A few weeks ago in the virtual national congress of the Spanish Tennis Federation, the speaker Toni Nadal explained that once when Rafa Nadal was 14 years old, after winning the first set in one of the matches he played, he told him to finish points from the net in the second set, avoiding play from the baseline. The key thing is that Rafa knew he would win the match playing from the baseline, but he accepted Toni’s challenge facing a much more complicated score for the second set, far away from his comfort zone.  

Toni Nadal commented that on that day he saw that his nephew was special ...

It is not so easy to accept this demand of Toni, because it can make us lose control of the game, force us to make more mistakes, or to play worse in front of the opponent and spectators. You need a lot of humility and values for that. 

But this is the only way to progress, not playing for winning, just playing with a focus to improve and achieve long-term goals. And that is what we have been doing at BTA by setting goals for every match and analysing them afterwards. The underlying objective is not to be the best, but just a better player every month. We pass it on at the academy, trying to keep our players far from the winning or losing mentality, failure or success philosophy.

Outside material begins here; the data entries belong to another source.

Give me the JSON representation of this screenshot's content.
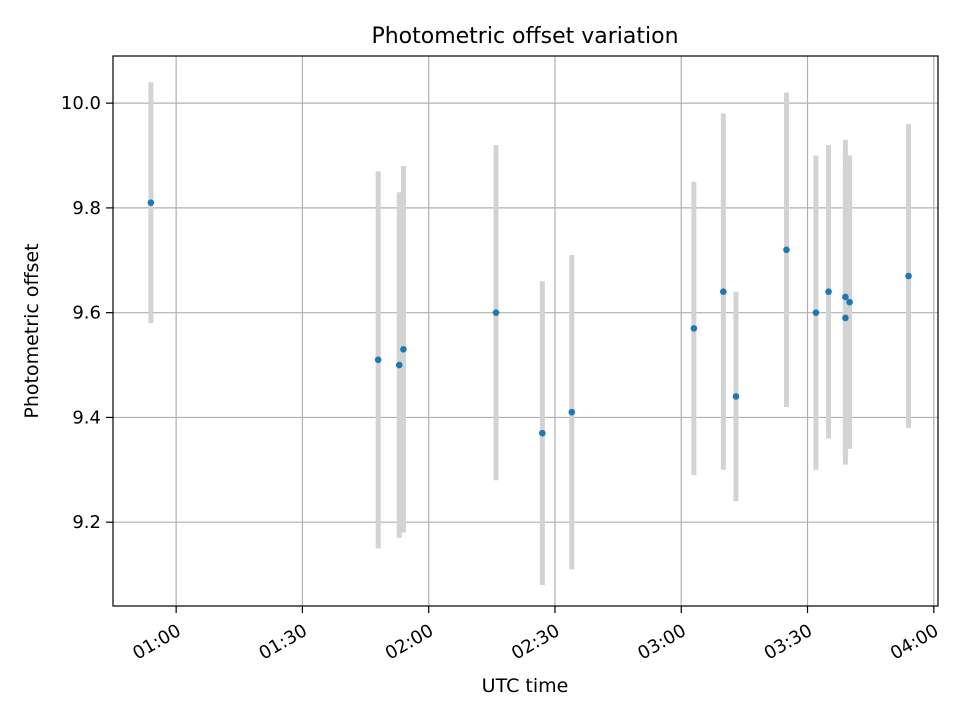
{
  "chart_data": {
    "type": "scatter",
    "title": "Photometric offset variation",
    "xlabel": "UTC time",
    "ylabel": "Photometric offset",
    "x_format": "time HH:MM (UTC)",
    "xlim": [
      "00:45",
      "04:01"
    ],
    "ylim": [
      9.04,
      10.09
    ],
    "x_ticks": [
      "01:00",
      "01:30",
      "02:00",
      "02:30",
      "03:00",
      "03:30",
      "04:00"
    ],
    "y_ticks": [
      "9.2",
      "9.4",
      "9.6",
      "9.8",
      "10.0"
    ],
    "grid": true,
    "colors": {
      "point": "#1f77b4",
      "errorbar": "#d3d3d3",
      "grid": "#b0b0b0"
    },
    "series": [
      {
        "points": [
          {
            "x": "00:54",
            "y": 9.81,
            "yerr": 0.23
          },
          {
            "x": "01:48",
            "y": 9.51,
            "yerr": 0.36
          },
          {
            "x": "01:53",
            "y": 9.5,
            "yerr": 0.33
          },
          {
            "x": "01:54",
            "y": 9.53,
            "yerr": 0.35
          },
          {
            "x": "02:16",
            "y": 9.6,
            "yerr": 0.32
          },
          {
            "x": "02:27",
            "y": 9.37,
            "yerr": 0.29
          },
          {
            "x": "02:34",
            "y": 9.41,
            "yerr": 0.3
          },
          {
            "x": "03:03",
            "y": 9.57,
            "yerr": 0.28
          },
          {
            "x": "03:10",
            "y": 9.64,
            "yerr": 0.34
          },
          {
            "x": "03:13",
            "y": 9.44,
            "yerr": 0.2
          },
          {
            "x": "03:25",
            "y": 9.72,
            "yerr": 0.3
          },
          {
            "x": "03:32",
            "y": 9.6,
            "yerr": 0.3
          },
          {
            "x": "03:35",
            "y": 9.64,
            "yerr": 0.28
          },
          {
            "x": "03:39",
            "y": 9.63,
            "yerr": 0.3
          },
          {
            "x": "03:39",
            "y": 9.59,
            "yerr": 0.28
          },
          {
            "x": "03:40",
            "y": 9.62,
            "yerr": 0.28
          },
          {
            "x": "03:54",
            "y": 9.67,
            "yerr": 0.29
          }
        ]
      }
    ]
  }
}
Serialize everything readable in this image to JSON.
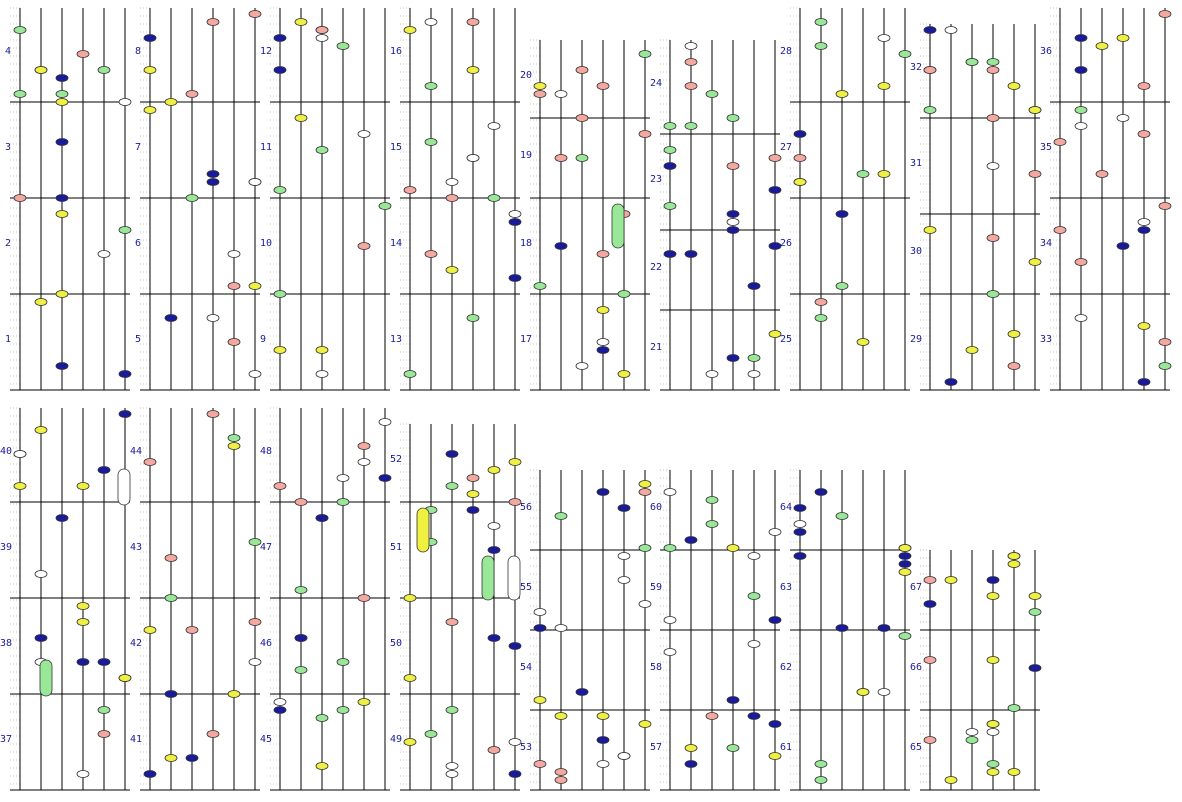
{
  "title": "",
  "measure_numbers": [
    "1",
    "2",
    "3",
    "4",
    "5",
    "6",
    "7",
    "8",
    "9",
    "10",
    "11",
    "12",
    "13",
    "14",
    "15",
    "16",
    "17",
    "18",
    "19",
    "20",
    "21",
    "22",
    "23",
    "24",
    "25",
    "26",
    "27",
    "28",
    "29",
    "30",
    "31",
    "32",
    "33",
    "34",
    "35",
    "36",
    "37",
    "38",
    "39",
    "40",
    "41",
    "42",
    "43",
    "44",
    "45",
    "46",
    "47",
    "48",
    "49",
    "50",
    "51",
    "52",
    "53",
    "54",
    "55",
    "56",
    "57",
    "58",
    "59",
    "60",
    "61",
    "62",
    "63",
    "64",
    "65",
    "66",
    "67"
  ],
  "note_colors": {
    "blue": "#1a1a9c",
    "pink": "#f4a8a0",
    "green": "#98e898",
    "yellow": "#f0f040",
    "white": "#ffffff"
  },
  "strip_count": 17
}
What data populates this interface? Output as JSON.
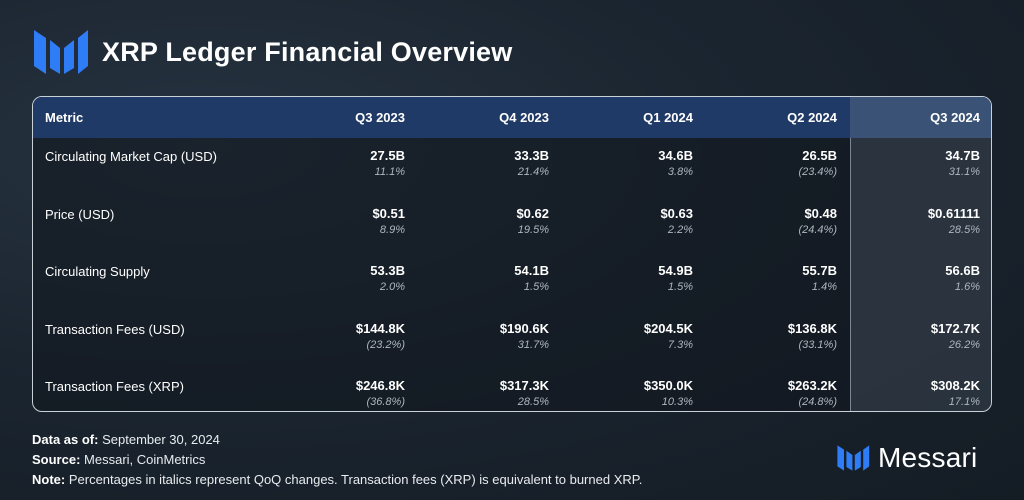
{
  "title": "XRP Ledger Financial Overview",
  "logo_icon": "messari-m-logo-icon",
  "accent_color": "#2f7df6",
  "header_color": "#1f3a66",
  "table": {
    "columns": [
      "Metric",
      "Q3 2023",
      "Q4 2023",
      "Q1 2024",
      "Q2 2024",
      "Q3 2024"
    ],
    "highlighted_column": "Q3 2024",
    "rows": [
      {
        "metric": "Circulating Market Cap (USD)",
        "values": [
          "27.5B",
          "33.3B",
          "34.6B",
          "26.5B",
          "34.7B"
        ],
        "changes": [
          "11.1%",
          "21.4%",
          "3.8%",
          "(23.4%)",
          "31.1%"
        ]
      },
      {
        "metric": "Price (USD)",
        "values": [
          "$0.51",
          "$0.62",
          "$0.63",
          "$0.48",
          "$0.61111"
        ],
        "changes": [
          "8.9%",
          "19.5%",
          "2.2%",
          "(24.4%)",
          "28.5%"
        ]
      },
      {
        "metric": "Circulating Supply",
        "values": [
          "53.3B",
          "54.1B",
          "54.9B",
          "55.7B",
          "56.6B"
        ],
        "changes": [
          "2.0%",
          "1.5%",
          "1.5%",
          "1.4%",
          "1.6%"
        ]
      },
      {
        "metric": "Transaction Fees (USD)",
        "values": [
          "$144.8K",
          "$190.6K",
          "$204.5K",
          "$136.8K",
          "$172.7K"
        ],
        "changes": [
          "(23.2%)",
          "31.7%",
          "7.3%",
          "(33.1%)",
          "26.2%"
        ]
      },
      {
        "metric": "Transaction Fees (XRP)",
        "values": [
          "$246.8K",
          "$317.3K",
          "$350.0K",
          "$263.2K",
          "$308.2K"
        ],
        "changes": [
          "(36.8%)",
          "28.5%",
          "10.3%",
          "(24.8%)",
          "17.1%"
        ]
      }
    ]
  },
  "footer": {
    "data_as_of_label": "Data as of:",
    "data_as_of": "September 30, 2024",
    "source_label": "Source:",
    "source": "Messari, CoinMetrics",
    "note_label": "Note:",
    "note": "Percentages in italics represent QoQ changes. Transaction fees (XRP) is equivalent to burned XRP."
  },
  "brand": {
    "name": "Messari",
    "icon": "messari-m-logo-icon"
  }
}
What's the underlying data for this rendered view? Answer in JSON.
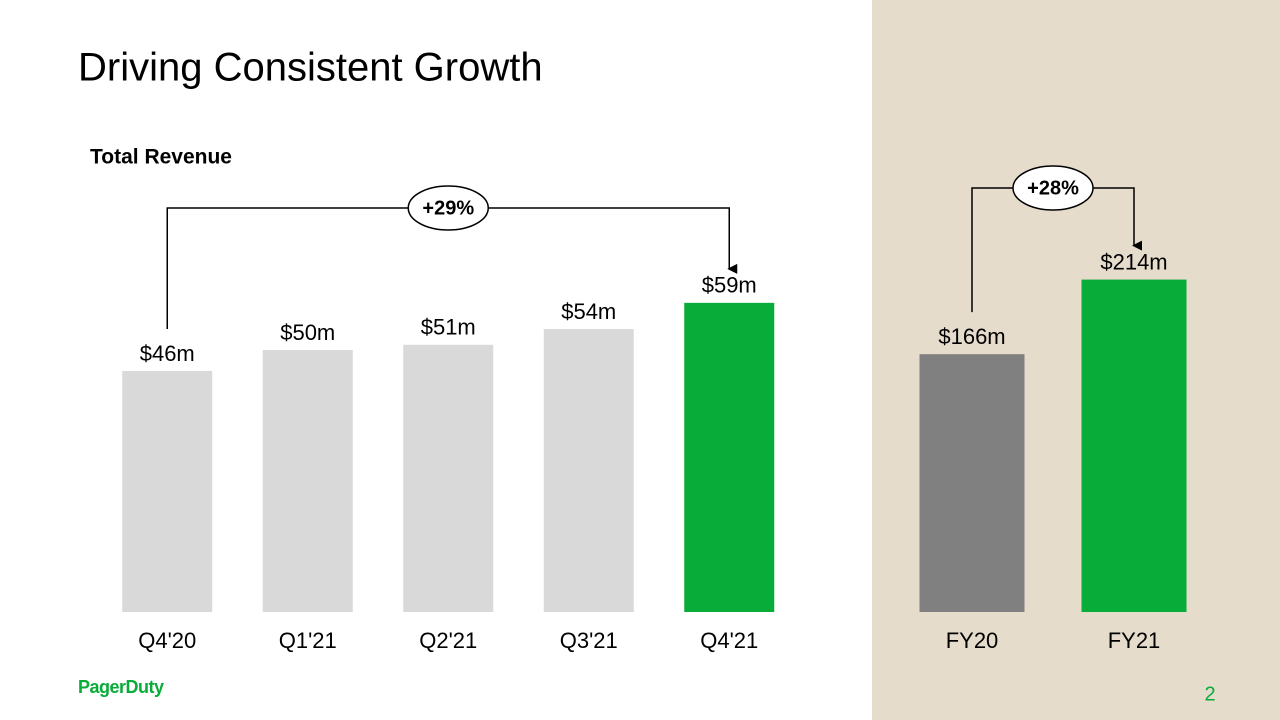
{
  "slide": {
    "title": "Driving Consistent Growth",
    "logo": "PagerDuty",
    "page_number": "2"
  },
  "chart_data": [
    {
      "type": "bar",
      "title": "Total Revenue",
      "categories": [
        "Q4'20",
        "Q1'21",
        "Q2'21",
        "Q3'21",
        "Q4'21"
      ],
      "values": [
        46,
        50,
        51,
        54,
        59
      ],
      "value_labels": [
        "$46m",
        "$50m",
        "$51m",
        "$54m",
        "$59m"
      ],
      "colors": [
        "#d9d9d9",
        "#d9d9d9",
        "#d9d9d9",
        "#d9d9d9",
        "#08ac38"
      ],
      "ylim": [
        0,
        100
      ],
      "annotation": "+29%"
    },
    {
      "type": "bar",
      "categories": [
        "FY20",
        "FY21"
      ],
      "values": [
        166,
        214
      ],
      "value_labels": [
        "$166m",
        "$214m"
      ],
      "colors": [
        "#808080",
        "#08ac38"
      ],
      "ylim": [
        0,
        300
      ],
      "annotation": "+28%"
    }
  ]
}
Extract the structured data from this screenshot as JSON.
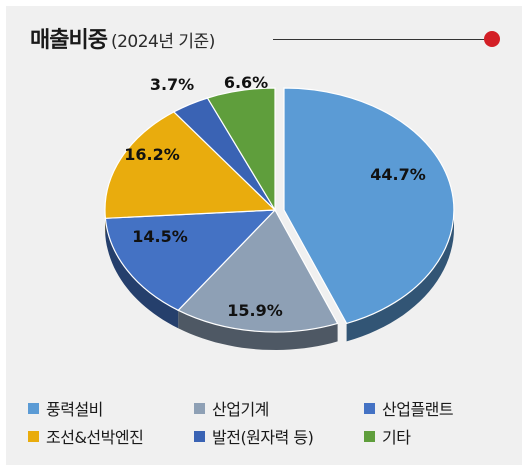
{
  "title": {
    "main": "매출비중",
    "sub": "(2024년 기준)"
  },
  "accent_color": "#d31f26",
  "chart_data": {
    "type": "pie",
    "title": "매출비중",
    "subtitle": "(2024년 기준)",
    "categories": [
      "풍력설비",
      "산업기계",
      "산업플랜트",
      "조선&선박엔진",
      "발전(원자력 등)",
      "기타"
    ],
    "values": [
      44.7,
      15.9,
      14.5,
      16.2,
      3.7,
      6.6
    ],
    "labels": [
      "44.7%",
      "15.9%",
      "14.5%",
      "16.2%",
      "3.7%",
      "6.6%"
    ],
    "colors": [
      "#5b9bd5",
      "#8ea0b5",
      "#4472c4",
      "#e9ac0d",
      "#3a63b4",
      "#5f9e3c"
    ],
    "legend_position": "bottom",
    "exploded_slice": "풍력설비"
  }
}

For me as a sport psychologist it’s very sad when I hear coaches telling their players: “You MUST win!”.  Our society separates losers from winners. If you lose a match, you are the worst; you feel sad and bad about yourself, but if you win, ‘Oh my god, what a feeling’ … and this is completely dysfunctional. 

The second is the first of the losers, but in a tennis tournament we only have one winner and all the others lose, then we have a problem and a huge frustration, which frequently leads to decisions to give up tennis. Then sedentary life follows and this is actually the moment when, yes, we have failed completely, not when losing a match. 

Effort is undervalued. Stay focused on the score and the immediacy rewards make our players opt for an easy option such as Fortnite, or trying to be a YouTuber, win easy money doing nothing...and that’s not the way.  

As Gandhi says “ Total effort is a success in itself “.